Maybe union would be more popular and more useful to their members if they placed a greater focus on providing training or on improving product development. It's strange to me that unions almost never purchase land or equipment and produce goods of their own in competition with other businesses, or leverage the expertise of their members to provide education and certification services to a broader market.
posted by anigbrowl at 4:40 PM on March 1, 2011


They're excellently sourced but somewhat shallow and incoherent.

what specifically do you think is shallow? and/or alternatively, what social theorists/theories do you consider deep? i'm genuinely curious! (i generally gather that you probably think umair haque is shallow -- what about SRW or, say, jeremy rifkin or like the last zeitgeist film? -- and know you almost certainly consider ken ono a deep thinker ;)
posted by kliuless at 5:38 AM on March 2, 2011


Zeitgeist is definitely shallow.

But on the other hand, these posts of yours aren't so much shallow as poorly organized and too dense. (Not shallow, deep!) It looks like a dump of your recent favorites from Google Reader. Since we read a lot of the same blogs, I tend to approve of the links themselves, but the presentation leaves a lot to be desired. Better to focus on one issue at a time, I'd say.

Also, I've had two occasions now where I've wanted to post a link but realized that you've included it in a massive link dump, where it was lost in the shuffle and not discussed.
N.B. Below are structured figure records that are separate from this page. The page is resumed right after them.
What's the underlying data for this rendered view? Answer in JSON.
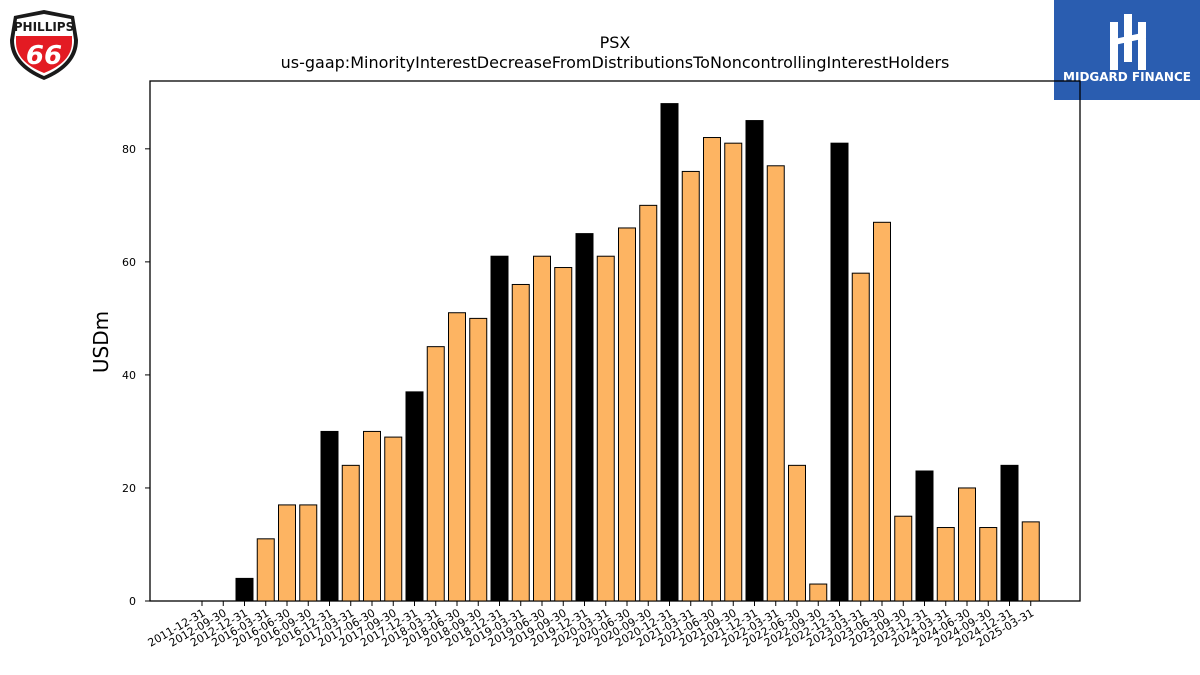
{
  "brand_left": {
    "line1": "PHILLIPS",
    "line2": "66"
  },
  "brand_right": {
    "name": "MIDGARD FINANCE",
    "bg": "#2a5db0"
  },
  "colors": {
    "highlight": "#000000",
    "normal": "#fdb462",
    "edge": "#000000"
  },
  "chart_data": {
    "type": "bar",
    "title": "PSX",
    "subtitle": "us-gaap:MinorityInterestDecreaseFromDistributionsToNoncontrollingInterestHolders",
    "xlabel": "",
    "ylabel": "USDm",
    "ylim": [
      0,
      92
    ],
    "yticks": [
      0,
      20,
      40,
      60,
      80
    ],
    "grid": false,
    "legend": "none",
    "categories": [
      "2011-12-31",
      "2012-09-30",
      "2012-12-31",
      "2016-03-31",
      "2016-06-30",
      "2016-09-30",
      "2016-12-31",
      "2017-03-31",
      "2017-06-30",
      "2017-09-30",
      "2017-12-31",
      "2018-03-31",
      "2018-06-30",
      "2018-09-30",
      "2018-12-31",
      "2019-03-31",
      "2019-06-30",
      "2019-09-30",
      "2019-12-31",
      "2020-03-31",
      "2020-06-30",
      "2020-09-30",
      "2020-12-31",
      "2021-03-31",
      "2021-06-30",
      "2021-09-30",
      "2021-12-31",
      "2022-03-31",
      "2022-06-30",
      "2022-09-30",
      "2022-12-31",
      "2023-03-31",
      "2023-06-30",
      "2023-09-30",
      "2023-12-31",
      "2024-03-31",
      "2024-06-30",
      "2024-09-30",
      "2024-12-31",
      "2025-03-31"
    ],
    "values": [
      0,
      0,
      4,
      11,
      17,
      17,
      30,
      24,
      30,
      29,
      37,
      45,
      51,
      50,
      61,
      56,
      61,
      59,
      65,
      61,
      66,
      70,
      88,
      76,
      82,
      81,
      85,
      77,
      24,
      3,
      81,
      58,
      67,
      15,
      23,
      13,
      20,
      13,
      24,
      14
    ],
    "highlight": [
      false,
      false,
      true,
      false,
      false,
      false,
      true,
      false,
      false,
      false,
      true,
      false,
      false,
      false,
      true,
      false,
      false,
      false,
      true,
      false,
      false,
      false,
      true,
      false,
      false,
      false,
      true,
      false,
      false,
      false,
      true,
      false,
      false,
      false,
      true,
      false,
      false,
      false,
      true,
      false
    ]
  }
}
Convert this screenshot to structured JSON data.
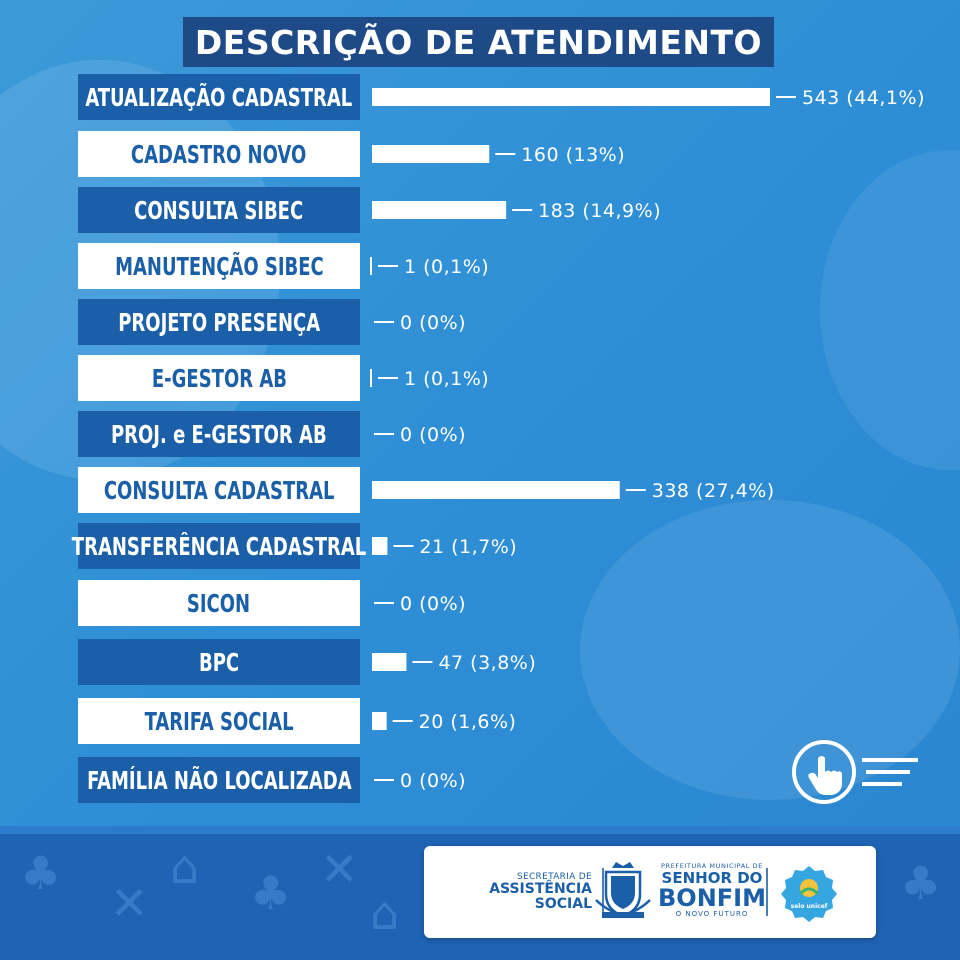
{
  "title": "DESCRIÇÃO DE ATENDIMENTO",
  "chart_data": {
    "type": "bar",
    "orientation": "horizontal",
    "title": "DESCRIÇÃO DE ATENDIMENTO",
    "categories": [
      "ATUALIZAÇÃO CADASTRAL",
      "CADASTRO NOVO",
      "CONSULTA SIBEC",
      "MANUTENÇÃO SIBEC",
      "PROJETO PRESENÇA",
      "E-GESTOR AB",
      "PROJ. e E-GESTOR AB",
      "CONSULTA CADASTRAL",
      "TRANSFERÊNCIA CADASTRAL",
      "SICON",
      "BPC",
      "TARIFA SOCIAL",
      "FAMÍLIA NÃO LOCALIZADA"
    ],
    "values": [
      543,
      160,
      183,
      1,
      0,
      1,
      0,
      338,
      21,
      0,
      47,
      20,
      0
    ],
    "data_labels": [
      "543 (44,1%)",
      "160 (13%)",
      "183 (14,9%)",
      "1 (0,1%)",
      "0 (0%)",
      "1 (0,1%)",
      "0 (0%)",
      "338 (27,4%)",
      "21 (1,7%)",
      "0 (0%)",
      "47 (3,8%)",
      "20 (1,6%)",
      "0 (0%)"
    ],
    "xlim": [
      0,
      543
    ],
    "grid": false,
    "legend": "none"
  },
  "footer": {
    "secretaria_line1": "SECRETARIA DE",
    "secretaria_line2": "ASSISTÊNCIA",
    "secretaria_line3": "SOCIAL",
    "prefeitura_line1": "PREFEITURA MUNICIPAL DE",
    "prefeitura_line2": "SENHOR DO",
    "prefeitura_line3": "BONFIM",
    "prefeitura_line4": "O NOVO FUTURO",
    "selo_text": "selo unicef"
  },
  "icons": {
    "pointer": "hand-pointer-icon",
    "crest": "municipal-crest-icon",
    "selo": "selo-unicef-logo-icon"
  },
  "colors": {
    "background": "#2f8fd6",
    "title_box": "#1e4a87",
    "label_dark": "#1b5fa8",
    "label_light": "#ffffff",
    "bar": "#ffffff",
    "footer": "#1f63b5"
  }
}
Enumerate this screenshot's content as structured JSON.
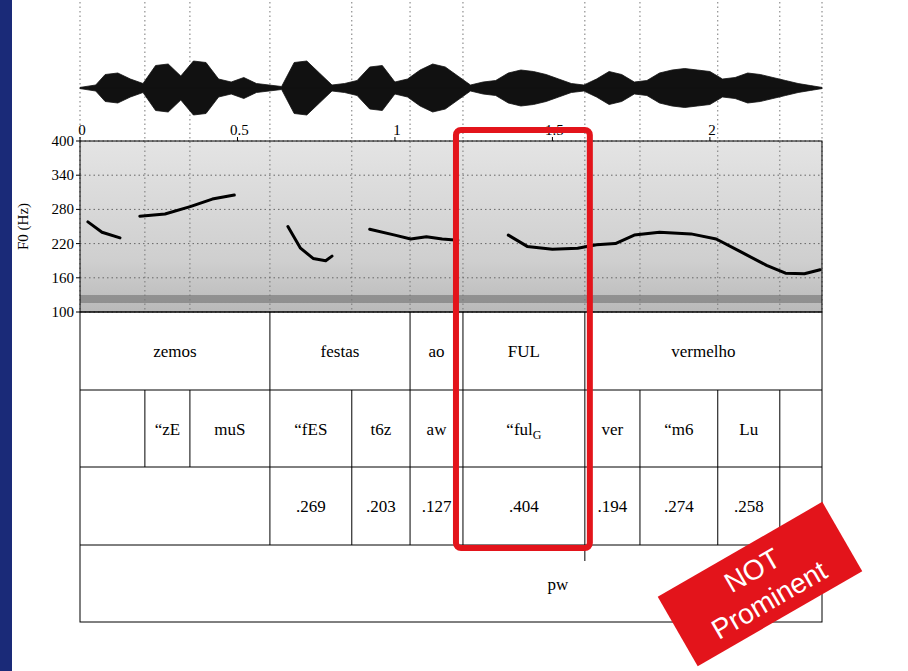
{
  "chart_data": {
    "type": "line",
    "y_label": "F0 (Hz)",
    "color": "#000000",
    "grid": true,
    "x": [
      0.025,
      0.07,
      0.127,
      0.16,
      0.19,
      0.27,
      0.35,
      0.42,
      0.49,
      0.57,
      0.66,
      0.7,
      0.74,
      0.78,
      0.8,
      0.86,
      0.92,
      1.0,
      1.05,
      1.1,
      1.15,
      1.2,
      1.28,
      1.36,
      1.42,
      1.5,
      1.58,
      1.64,
      1.7,
      1.76,
      1.84,
      1.94,
      2.02,
      2.1,
      2.18,
      2.24,
      2.3,
      2.35
    ],
    "values": [
      258,
      240,
      230,
      null,
      268,
      272,
      285,
      298,
      305,
      null,
      250,
      212,
      194,
      190,
      198,
      null,
      245,
      235,
      228,
      232,
      228,
      226,
      null,
      235,
      215,
      210,
      212,
      218,
      220,
      235,
      240,
      237,
      228,
      205,
      182,
      168,
      167,
      174
    ],
    "xlim": [
      0,
      2.356
    ],
    "xticks": [
      0,
      0.5,
      1,
      1.5,
      2
    ],
    "ylim": [
      100,
      400
    ],
    "yticks": [
      100,
      160,
      220,
      280,
      340,
      400
    ]
  },
  "waveform": {
    "t": [
      0,
      0.05,
      0.08,
      0.12,
      0.16,
      0.2,
      0.24,
      0.28,
      0.32,
      0.36,
      0.4,
      0.44,
      0.48,
      0.52,
      0.56,
      0.6,
      0.64,
      0.68,
      0.72,
      0.76,
      0.8,
      0.84,
      0.88,
      0.92,
      0.96,
      1.0,
      1.04,
      1.08,
      1.12,
      1.16,
      1.2,
      1.24,
      1.28,
      1.32,
      1.36,
      1.4,
      1.44,
      1.48,
      1.52,
      1.56,
      1.6,
      1.64,
      1.68,
      1.72,
      1.76,
      1.8,
      1.84,
      1.88,
      1.92,
      1.96,
      2.0,
      2.04,
      2.08,
      2.12,
      2.16,
      2.2,
      2.24,
      2.28,
      2.32,
      2.356
    ],
    "amplitude": [
      0.02,
      0.1,
      0.45,
      0.5,
      0.3,
      0.15,
      0.75,
      0.8,
      0.4,
      0.9,
      0.85,
      0.3,
      0.2,
      0.35,
      0.15,
      0.1,
      0.05,
      0.85,
      0.9,
      0.5,
      0.1,
      0.15,
      0.25,
      0.7,
      0.75,
      0.2,
      0.3,
      0.6,
      0.8,
      0.7,
      0.4,
      0.1,
      0.2,
      0.25,
      0.5,
      0.6,
      0.55,
      0.45,
      0.3,
      0.15,
      0.1,
      0.3,
      0.55,
      0.45,
      0.2,
      0.25,
      0.5,
      0.6,
      0.65,
      0.6,
      0.55,
      0.3,
      0.35,
      0.5,
      0.45,
      0.35,
      0.25,
      0.15,
      0.08,
      0.02
    ]
  },
  "tiers": [
    {
      "intervals": [
        {
          "start": 0,
          "end": 0.603,
          "label": "zemos"
        },
        {
          "start": 0.603,
          "end": 1.048,
          "label": "festas"
        },
        {
          "start": 1.048,
          "end": 1.216,
          "label": "ao"
        },
        {
          "start": 1.216,
          "end": 1.603,
          "label": "FUL"
        },
        {
          "start": 1.603,
          "end": 2.356,
          "label": "vermelho"
        }
      ]
    },
    {
      "intervals": [
        {
          "start": 0,
          "end": 0.206,
          "label": null
        },
        {
          "start": 0.206,
          "end": 0.349,
          "label": "“zE"
        },
        {
          "start": 0.349,
          "end": 0.603,
          "label": "muS"
        },
        {
          "start": 0.603,
          "end": 0.863,
          "label": "“fES"
        },
        {
          "start": 0.863,
          "end": 1.048,
          "label": "t6z"
        },
        {
          "start": 1.048,
          "end": 1.216,
          "label": "aw"
        },
        {
          "start": 1.216,
          "end": 1.603,
          "label": {
            "text": "“ful",
            "sub": "G"
          }
        },
        {
          "start": 1.603,
          "end": 1.778,
          "label": "ver"
        },
        {
          "start": 1.778,
          "end": 2.025,
          "label": "“m6"
        },
        {
          "start": 2.025,
          "end": 2.222,
          "label": "Lu"
        },
        {
          "start": 2.222,
          "end": 2.356,
          "label": null
        }
      ]
    },
    {
      "intervals": [
        {
          "start": 0,
          "end": 0.603,
          "label": null
        },
        {
          "start": 0.603,
          "end": 0.863,
          "label": ".269"
        },
        {
          "start": 0.863,
          "end": 1.048,
          "label": ".203"
        },
        {
          "start": 1.048,
          "end": 1.216,
          "label": ".127"
        },
        {
          "start": 1.216,
          "end": 1.603,
          "label": ".404"
        },
        {
          "start": 1.603,
          "end": 1.778,
          "label": ".194"
        },
        {
          "start": 1.778,
          "end": 2.025,
          "label": ".274"
        },
        {
          "start": 2.025,
          "end": 2.222,
          "label": ".258"
        },
        {
          "start": 2.222,
          "end": 2.356,
          "label": null
        }
      ]
    },
    {
      "points": [
        {
          "time": 1.603,
          "label": "pw"
        }
      ]
    }
  ],
  "highlight": {
    "start": 1.216,
    "end": 1.603
  },
  "stamp": [
    "NOT",
    "Prominent"
  ]
}
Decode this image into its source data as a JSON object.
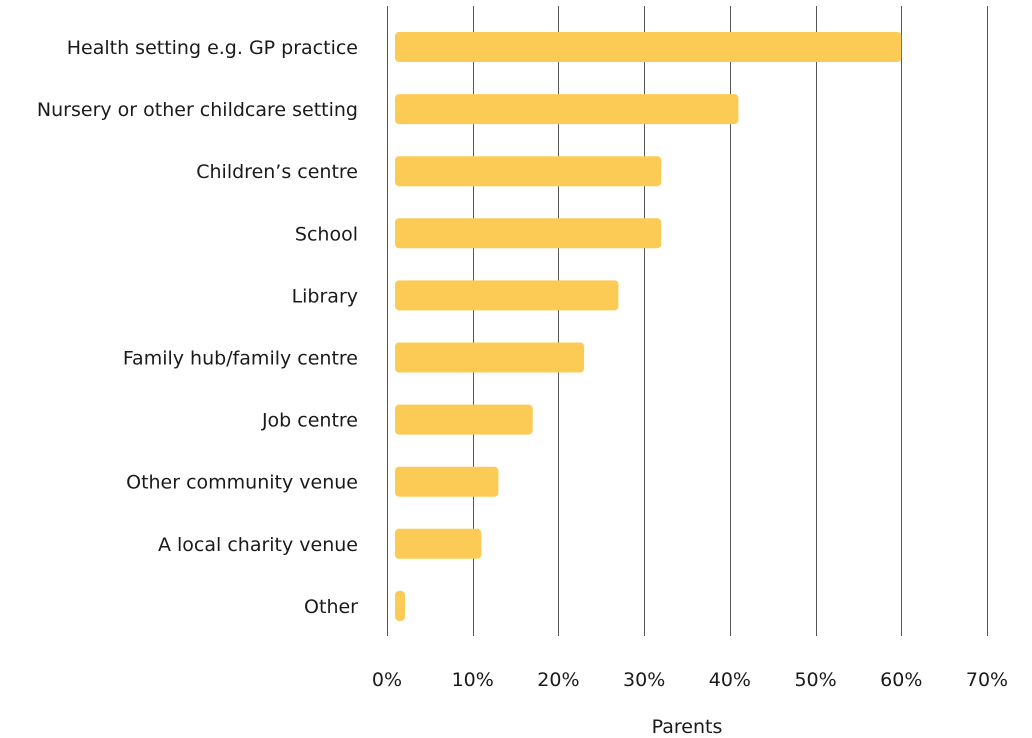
{
  "chart_data": {
    "type": "bar",
    "orientation": "horizontal",
    "categories": [
      "Health setting e.g. GP practice",
      "Nursery or other childcare setting",
      "Children’s centre",
      "School",
      "Library",
      "Family hub/family centre",
      "Job centre",
      "Other community venue",
      "A local charity venue",
      "Other"
    ],
    "values": [
      60,
      41,
      32,
      32,
      27,
      23,
      17,
      13,
      11,
      1
    ],
    "xlabel": "Parents",
    "ylabel": "",
    "xlim": [
      0,
      70
    ],
    "xticks": [
      0,
      10,
      20,
      30,
      40,
      50,
      60,
      70
    ],
    "tick_labels": [
      "0%",
      "10%",
      "20%",
      "30%",
      "40%",
      "50%",
      "60%",
      "70%"
    ],
    "grid": "vertical",
    "legend": "none",
    "colors": {
      "bar": "#FCCB55",
      "gridline": "#555555",
      "text": "#1a1a1a"
    }
  }
}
So I guess a different criticism is that you're hogging all the good articles! As saulgoodman would say, you're too efficient and putting the rest of us out of a job!

But these aren't really fatal criticisms. I'd appreciate it if you'd post fewer links per post, but I'm not the boss of you. You should keep doing what you do unless the mods tell you to stop.
posted by anotherpanacea at 1:09 PM on March 2, 2011


What anotherpanacea said. I'm not trying to knock individual writers, but if a three-paragraph post has 15 different links, there's too little glue holding the citations together, and it becomes hard to distinguish the comment or the FPP from a bunch of search results or an RSS feed, with tons of links strung together by only a few words referencing each one.

Same reason I don't want a pizza to have 15 different toppings, it's indigestible and I don't feel I'm giving any one part a completely fair shake. Thus, many interesting things don't get discussed at all because they're lost among too many others. Actually now that I count it, the last post had 19 links in it. Almost all of them look interesting, but reading them all in full becomes so time-consuming that I let it pass by instead. No offence, but less is definitely more sometimes.